Прошло какое-то время. Трудно сказать, сколько именно: может, час, может, намного меньше. Девушка говорила. Я так ничего у нее и не спросил, но по комнате разносился звук ее низкого голоса. Она рассказывала какие-то байки из своего прошлого, но совсем не так, как это делала Ханна, когда вдруг вспоминала реальный случай из истории. Что-то про ее отца и какой-то город по имени Аннаба, про ее мать и сестру и про то, как они жили в Париже, про строгую школу на рю де Вожирар… Слушал я, конечно, вполуха и лишь пристально наблюдал за каждым ее движением – необычным и все же таким знакомым. Ее волосы едва заметно сияли в свете низких настольных ламп. Большие темные глаза напоминали глаза олененка. Не в том смысле, что она походила на животное. Нет, просто во взгляде у нее читались покорность и терпеливость.

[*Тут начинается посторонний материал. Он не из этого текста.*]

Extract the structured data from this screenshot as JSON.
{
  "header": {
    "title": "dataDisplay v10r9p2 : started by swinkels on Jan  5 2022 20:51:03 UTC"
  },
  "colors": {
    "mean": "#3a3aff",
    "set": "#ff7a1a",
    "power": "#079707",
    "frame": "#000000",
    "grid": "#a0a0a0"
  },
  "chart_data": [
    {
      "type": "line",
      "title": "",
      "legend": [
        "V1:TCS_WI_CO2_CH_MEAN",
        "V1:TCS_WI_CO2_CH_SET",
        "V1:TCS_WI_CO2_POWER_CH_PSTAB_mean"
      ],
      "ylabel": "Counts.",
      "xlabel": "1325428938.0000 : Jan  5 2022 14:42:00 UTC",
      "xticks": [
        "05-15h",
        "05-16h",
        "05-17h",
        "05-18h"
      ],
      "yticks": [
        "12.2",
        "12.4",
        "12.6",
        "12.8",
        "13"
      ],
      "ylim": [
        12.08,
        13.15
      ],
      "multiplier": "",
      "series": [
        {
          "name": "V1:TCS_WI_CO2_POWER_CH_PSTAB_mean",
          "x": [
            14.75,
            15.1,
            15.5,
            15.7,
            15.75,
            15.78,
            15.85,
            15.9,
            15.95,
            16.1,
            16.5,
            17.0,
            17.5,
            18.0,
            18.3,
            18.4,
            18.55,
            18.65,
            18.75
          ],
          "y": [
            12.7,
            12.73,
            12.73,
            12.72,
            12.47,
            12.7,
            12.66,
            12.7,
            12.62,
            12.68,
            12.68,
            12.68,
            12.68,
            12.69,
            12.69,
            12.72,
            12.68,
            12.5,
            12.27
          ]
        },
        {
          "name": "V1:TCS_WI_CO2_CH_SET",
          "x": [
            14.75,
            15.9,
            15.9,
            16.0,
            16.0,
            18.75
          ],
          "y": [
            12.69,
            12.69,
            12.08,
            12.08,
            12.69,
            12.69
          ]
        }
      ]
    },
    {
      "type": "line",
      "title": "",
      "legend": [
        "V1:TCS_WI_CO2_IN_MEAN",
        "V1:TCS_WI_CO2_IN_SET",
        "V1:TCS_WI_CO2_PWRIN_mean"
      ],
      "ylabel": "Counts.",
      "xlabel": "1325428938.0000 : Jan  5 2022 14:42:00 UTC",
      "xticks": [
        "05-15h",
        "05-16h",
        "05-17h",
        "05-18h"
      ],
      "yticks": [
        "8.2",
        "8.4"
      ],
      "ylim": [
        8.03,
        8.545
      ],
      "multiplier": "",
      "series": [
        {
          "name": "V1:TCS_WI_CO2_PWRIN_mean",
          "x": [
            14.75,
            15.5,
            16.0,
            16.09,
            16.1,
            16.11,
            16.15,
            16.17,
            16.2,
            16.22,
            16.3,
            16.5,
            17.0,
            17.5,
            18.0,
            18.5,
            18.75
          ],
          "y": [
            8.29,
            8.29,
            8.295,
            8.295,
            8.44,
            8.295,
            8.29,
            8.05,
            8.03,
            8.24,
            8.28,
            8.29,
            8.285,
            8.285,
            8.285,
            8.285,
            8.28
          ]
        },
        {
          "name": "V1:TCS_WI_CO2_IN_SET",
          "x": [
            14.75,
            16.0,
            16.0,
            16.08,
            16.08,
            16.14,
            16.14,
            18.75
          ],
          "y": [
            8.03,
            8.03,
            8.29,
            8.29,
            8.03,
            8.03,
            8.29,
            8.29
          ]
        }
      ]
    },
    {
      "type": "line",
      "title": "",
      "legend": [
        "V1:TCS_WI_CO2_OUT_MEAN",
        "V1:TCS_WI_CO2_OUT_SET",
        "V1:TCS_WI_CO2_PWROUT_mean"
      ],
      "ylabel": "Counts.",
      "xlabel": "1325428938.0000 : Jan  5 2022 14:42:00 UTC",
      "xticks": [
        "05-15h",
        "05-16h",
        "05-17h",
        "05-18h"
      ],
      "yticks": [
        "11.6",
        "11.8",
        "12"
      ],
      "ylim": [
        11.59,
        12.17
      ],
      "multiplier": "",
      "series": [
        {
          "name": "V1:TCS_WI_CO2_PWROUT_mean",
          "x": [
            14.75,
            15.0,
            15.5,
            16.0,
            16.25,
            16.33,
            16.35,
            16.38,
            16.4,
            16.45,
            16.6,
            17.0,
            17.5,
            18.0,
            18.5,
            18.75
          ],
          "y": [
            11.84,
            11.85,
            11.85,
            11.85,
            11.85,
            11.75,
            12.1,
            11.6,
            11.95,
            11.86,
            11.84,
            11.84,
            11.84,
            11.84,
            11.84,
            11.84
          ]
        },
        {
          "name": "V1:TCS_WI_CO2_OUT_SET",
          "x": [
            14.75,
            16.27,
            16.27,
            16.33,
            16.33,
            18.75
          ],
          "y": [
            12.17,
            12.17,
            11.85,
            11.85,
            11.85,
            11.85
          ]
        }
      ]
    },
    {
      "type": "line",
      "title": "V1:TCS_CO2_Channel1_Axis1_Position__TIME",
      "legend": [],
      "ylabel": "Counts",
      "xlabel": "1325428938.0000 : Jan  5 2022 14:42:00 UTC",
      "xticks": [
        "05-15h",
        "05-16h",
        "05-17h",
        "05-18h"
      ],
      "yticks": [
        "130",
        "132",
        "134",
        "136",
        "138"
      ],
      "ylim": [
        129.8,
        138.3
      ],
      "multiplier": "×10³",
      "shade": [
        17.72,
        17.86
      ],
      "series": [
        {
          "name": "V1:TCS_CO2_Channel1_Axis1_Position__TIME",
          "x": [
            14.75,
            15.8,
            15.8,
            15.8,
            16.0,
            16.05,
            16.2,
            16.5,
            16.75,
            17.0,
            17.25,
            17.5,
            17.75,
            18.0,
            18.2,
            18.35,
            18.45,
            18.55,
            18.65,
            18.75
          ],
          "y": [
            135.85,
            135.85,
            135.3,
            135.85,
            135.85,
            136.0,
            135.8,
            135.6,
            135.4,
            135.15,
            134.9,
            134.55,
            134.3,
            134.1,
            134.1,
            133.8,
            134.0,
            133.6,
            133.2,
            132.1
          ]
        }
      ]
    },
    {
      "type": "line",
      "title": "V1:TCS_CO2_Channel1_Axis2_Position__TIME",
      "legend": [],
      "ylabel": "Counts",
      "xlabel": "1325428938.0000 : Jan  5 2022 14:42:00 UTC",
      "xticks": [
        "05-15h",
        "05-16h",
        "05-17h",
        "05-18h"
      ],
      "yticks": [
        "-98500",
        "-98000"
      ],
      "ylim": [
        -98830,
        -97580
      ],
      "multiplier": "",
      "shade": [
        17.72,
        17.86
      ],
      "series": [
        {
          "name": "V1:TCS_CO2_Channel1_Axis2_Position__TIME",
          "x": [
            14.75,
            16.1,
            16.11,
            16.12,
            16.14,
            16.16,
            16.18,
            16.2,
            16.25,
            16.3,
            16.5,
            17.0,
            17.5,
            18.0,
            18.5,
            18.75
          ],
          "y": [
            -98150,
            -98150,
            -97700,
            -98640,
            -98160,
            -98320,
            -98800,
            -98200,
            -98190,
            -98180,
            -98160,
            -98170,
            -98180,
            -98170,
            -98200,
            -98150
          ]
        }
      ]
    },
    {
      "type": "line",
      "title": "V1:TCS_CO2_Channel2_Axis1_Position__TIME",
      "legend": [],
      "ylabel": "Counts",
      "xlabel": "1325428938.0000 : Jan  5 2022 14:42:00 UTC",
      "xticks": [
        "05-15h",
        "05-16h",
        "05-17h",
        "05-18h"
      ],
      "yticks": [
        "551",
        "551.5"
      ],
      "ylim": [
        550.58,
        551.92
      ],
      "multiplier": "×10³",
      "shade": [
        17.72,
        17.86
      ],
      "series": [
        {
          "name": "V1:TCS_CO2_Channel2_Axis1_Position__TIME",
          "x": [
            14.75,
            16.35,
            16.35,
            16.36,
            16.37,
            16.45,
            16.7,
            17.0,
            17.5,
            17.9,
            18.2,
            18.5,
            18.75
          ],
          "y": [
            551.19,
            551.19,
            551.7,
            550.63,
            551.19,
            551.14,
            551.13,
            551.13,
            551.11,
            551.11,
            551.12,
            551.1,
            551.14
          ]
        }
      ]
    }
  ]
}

В какой-то момент мне все-таки удалось сосредоточиться на ее словах: «…как раз в квартире, где мы сейчас с тобой и сидим. Как же давно это было. В два часа ночи в дверь постучал полицейский. Мой друг знал его в лицо, потому что часто видел на авеню Боскет. Он попросил показать документы, а потом велел одеваться. Выйдя из дома, они спустились по улице и повернули на бульвар, где стояла небольшая арена – купол из голубого стекла, под которым часто проходили спортивные мероприятия. Мой друг послушался, потому что ему нечего было бояться. Правда, он долго не мог сообразить, кому понадобилось устраивать спортивное мероприятие посреди ночи.

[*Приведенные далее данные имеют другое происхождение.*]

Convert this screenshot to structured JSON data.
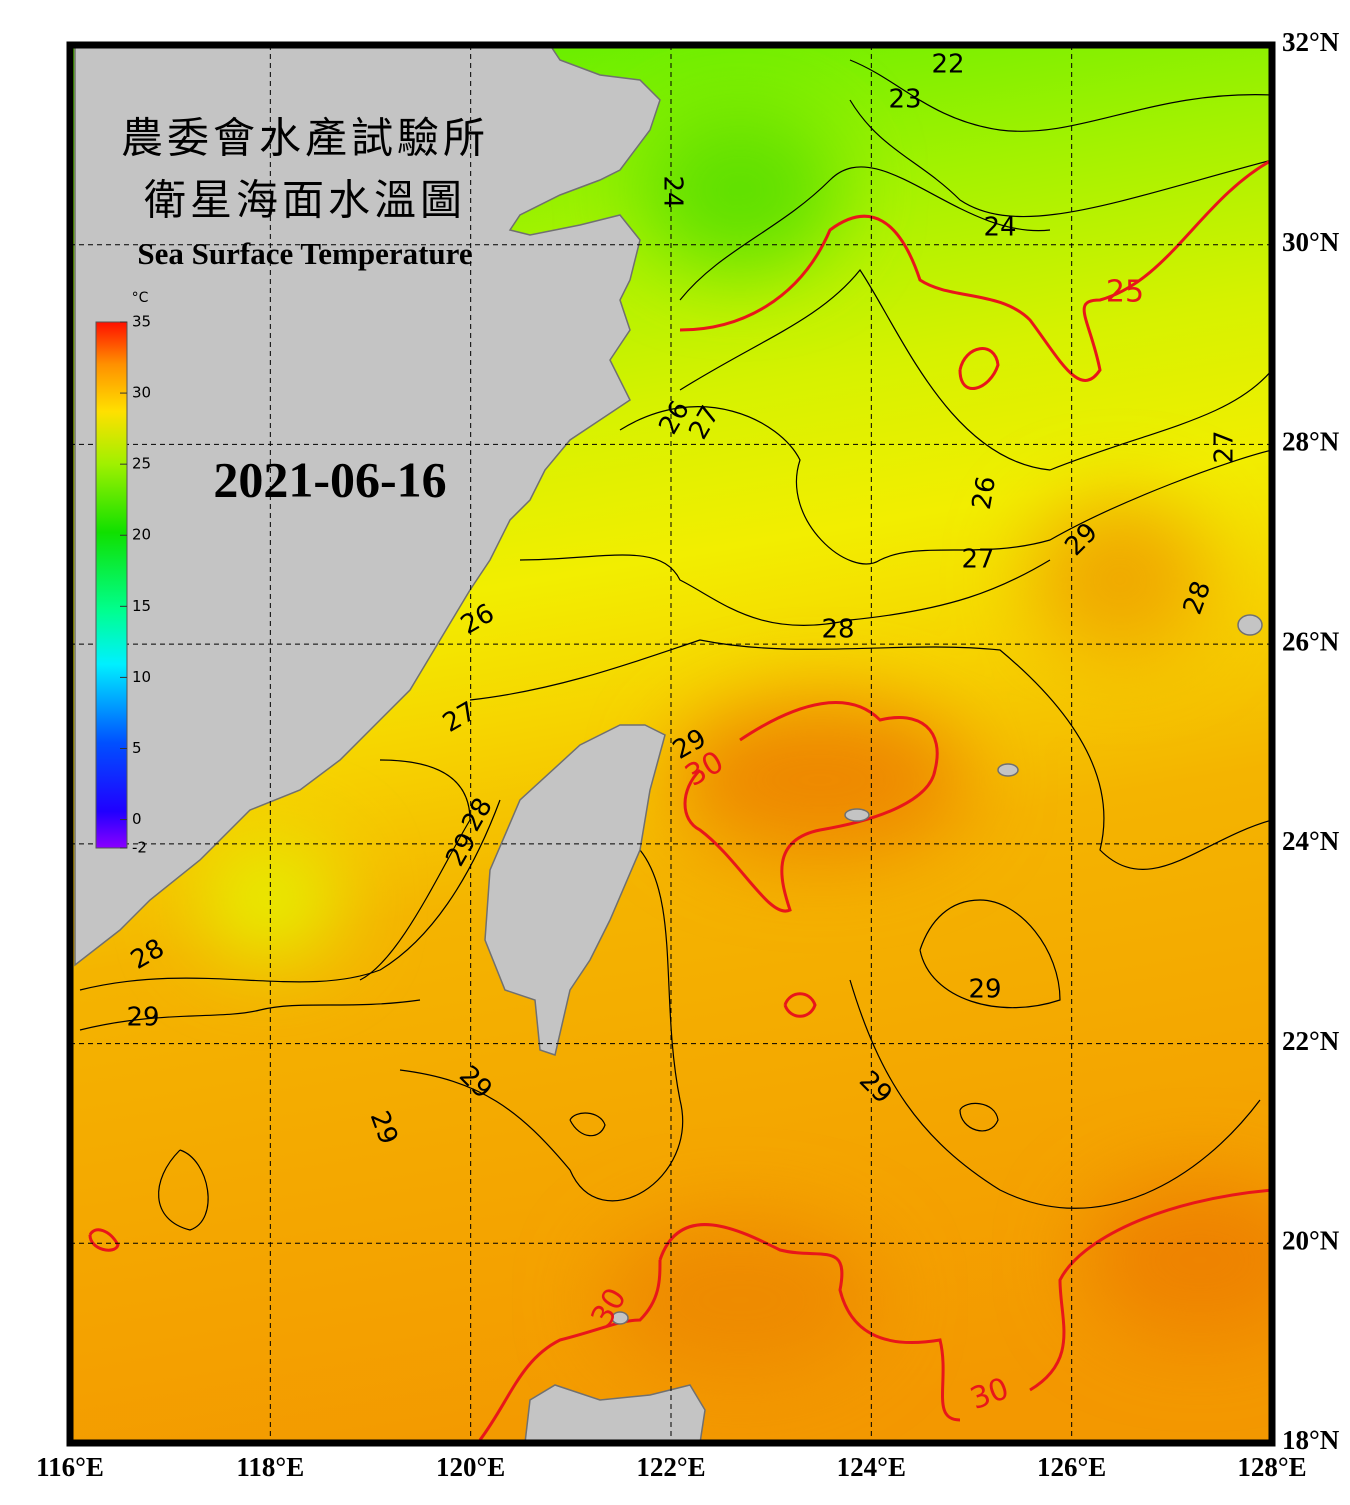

В Париже никогда прежде не случалось ничего подобного. Все зрительские места были заняты. Там были семьи с пожилыми родителями и с маленькими детьми, были молодожены и одиночки – такие, как мой друг. Кто-то лежал на стульях, кто-то – прямо на спортплощадке. Но никакого зрелища никто давать не собирался. На протяжении пяти дней под куполом не прошло ни одной велосипедной гонки, ни одного футбольного или боксерского матча, туда не приходили клоуны и жонглеры. Никому так и не объяснили суть происходящего. Полицейские заколотили все двери. Людям не давали воды и еды. На велодроме их были тысячи: старые и молодые, бедные и богатые – все очень разные, но кое-что общее у них все-таки было. У всех на верхней одежде была нашивка – желтая звезда.

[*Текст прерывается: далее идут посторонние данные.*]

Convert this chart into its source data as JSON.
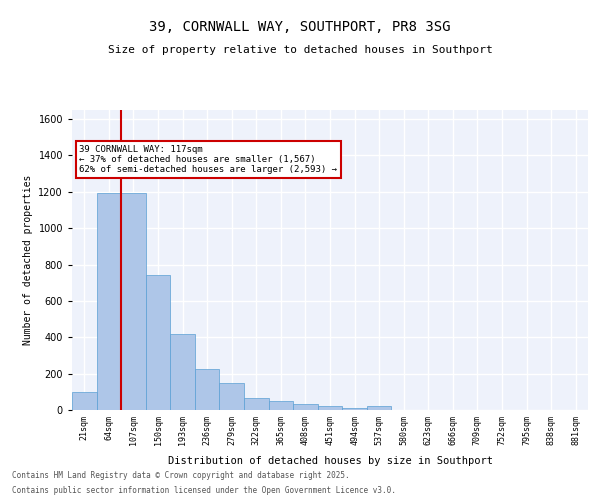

На пятый день полиция наконец решила их переместить. Пленники уже начали умирать – в основном от жажды. Офицеры сгоняли всех в кучу и рассаживали по бело-зеленым автобусам; в любой другой день точно такие же автобусы могли бы развозить людей на работу, но в тот день все было иначе. Их отвезли в лагерь на севере города, в место под названием Драней. Пекари, портные, финансисты, старики, бездомные, юристы, дорожные рабочие, юные невесты, офисные клерки, дети – кого там только не было. А потом их посадили на поезда и отвезли в Польшу – там их было проще убить».